Fig 5. The healthcare paradox for NTDs in endemic regions.

At the lowest level, the healthcare system in the NTD endemic region has minimally trained CHWs capable of providing referrals to a level up such as local dispensaries with limited resources including technicians and/or midwives, followed by health centers with trained medical professionals, laboratory space, equipment, and/or inpatient wards. These CHWs at the base of the pyramid also play a vital role in facilitating mobile health outreach services, thereby bridging the gap between patients and medical facilities. One level further up is adequately equipped provisional hospitals followed by fully functional national hospitals at the top of the pyramid.
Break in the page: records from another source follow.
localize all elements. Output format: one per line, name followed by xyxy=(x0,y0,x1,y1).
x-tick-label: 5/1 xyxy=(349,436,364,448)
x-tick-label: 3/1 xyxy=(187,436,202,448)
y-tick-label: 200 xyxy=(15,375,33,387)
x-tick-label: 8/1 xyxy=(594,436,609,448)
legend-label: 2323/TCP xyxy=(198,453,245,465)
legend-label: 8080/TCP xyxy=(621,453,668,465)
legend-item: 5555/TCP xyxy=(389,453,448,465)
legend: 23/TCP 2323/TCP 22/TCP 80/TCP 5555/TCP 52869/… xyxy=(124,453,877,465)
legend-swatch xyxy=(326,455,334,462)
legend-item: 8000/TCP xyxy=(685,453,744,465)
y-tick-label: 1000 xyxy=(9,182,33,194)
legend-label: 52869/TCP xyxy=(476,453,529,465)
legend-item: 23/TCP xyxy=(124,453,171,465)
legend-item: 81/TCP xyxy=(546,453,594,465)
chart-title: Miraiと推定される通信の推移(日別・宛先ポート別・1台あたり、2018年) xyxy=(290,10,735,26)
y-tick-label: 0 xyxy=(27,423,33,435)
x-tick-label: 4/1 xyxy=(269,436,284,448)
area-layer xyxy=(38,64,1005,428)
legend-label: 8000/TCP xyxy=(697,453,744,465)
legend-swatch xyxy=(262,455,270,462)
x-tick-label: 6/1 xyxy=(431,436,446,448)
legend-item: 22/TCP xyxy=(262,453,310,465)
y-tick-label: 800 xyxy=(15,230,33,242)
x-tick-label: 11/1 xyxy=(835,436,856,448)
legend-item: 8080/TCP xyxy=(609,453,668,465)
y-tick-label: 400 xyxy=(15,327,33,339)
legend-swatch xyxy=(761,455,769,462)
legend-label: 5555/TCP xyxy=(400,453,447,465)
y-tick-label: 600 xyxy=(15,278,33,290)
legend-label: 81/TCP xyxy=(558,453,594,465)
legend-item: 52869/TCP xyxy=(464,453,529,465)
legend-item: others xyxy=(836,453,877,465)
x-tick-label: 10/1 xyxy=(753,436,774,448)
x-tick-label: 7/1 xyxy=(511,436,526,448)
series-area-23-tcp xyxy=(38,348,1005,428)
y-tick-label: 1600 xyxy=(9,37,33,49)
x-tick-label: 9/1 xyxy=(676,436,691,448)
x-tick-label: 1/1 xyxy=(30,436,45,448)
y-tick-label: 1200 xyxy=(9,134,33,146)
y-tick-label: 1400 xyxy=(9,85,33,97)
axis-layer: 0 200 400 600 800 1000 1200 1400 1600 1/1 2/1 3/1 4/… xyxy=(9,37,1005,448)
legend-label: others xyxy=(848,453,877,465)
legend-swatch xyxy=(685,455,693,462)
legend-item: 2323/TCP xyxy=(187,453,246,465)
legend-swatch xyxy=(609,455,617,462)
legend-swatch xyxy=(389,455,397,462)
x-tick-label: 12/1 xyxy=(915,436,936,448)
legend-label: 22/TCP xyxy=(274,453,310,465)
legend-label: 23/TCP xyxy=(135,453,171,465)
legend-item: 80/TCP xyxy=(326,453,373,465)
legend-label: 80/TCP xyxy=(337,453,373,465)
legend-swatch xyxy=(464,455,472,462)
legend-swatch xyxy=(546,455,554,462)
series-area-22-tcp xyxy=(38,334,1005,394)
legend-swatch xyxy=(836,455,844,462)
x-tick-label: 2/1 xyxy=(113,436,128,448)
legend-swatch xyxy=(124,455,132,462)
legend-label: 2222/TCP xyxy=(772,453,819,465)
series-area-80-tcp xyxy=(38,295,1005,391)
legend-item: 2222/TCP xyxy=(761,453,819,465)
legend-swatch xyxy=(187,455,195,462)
Notably, the burden of NTDs is highest at the lowest healthcare level. This indicates the healthcare paradox, i.e., the highest NTD needs occur at the base of the pyramid where resources are inadequate, and, thus, the disease spreads further due to unmet healthcare needs. To interrupt this vicious cycle of disease endemicity, easy-to-use NTD diagnostics should be introduced to the CHWs at the lowest level. Bringing NTD diagnostics at the doorstep of the endemic populations will ensure efficient disease diagnosis and treatment, reduce costs, and thereby alleviate the healthcare burden. CHW, community healthcare worker; NTD, neglected tropical disease.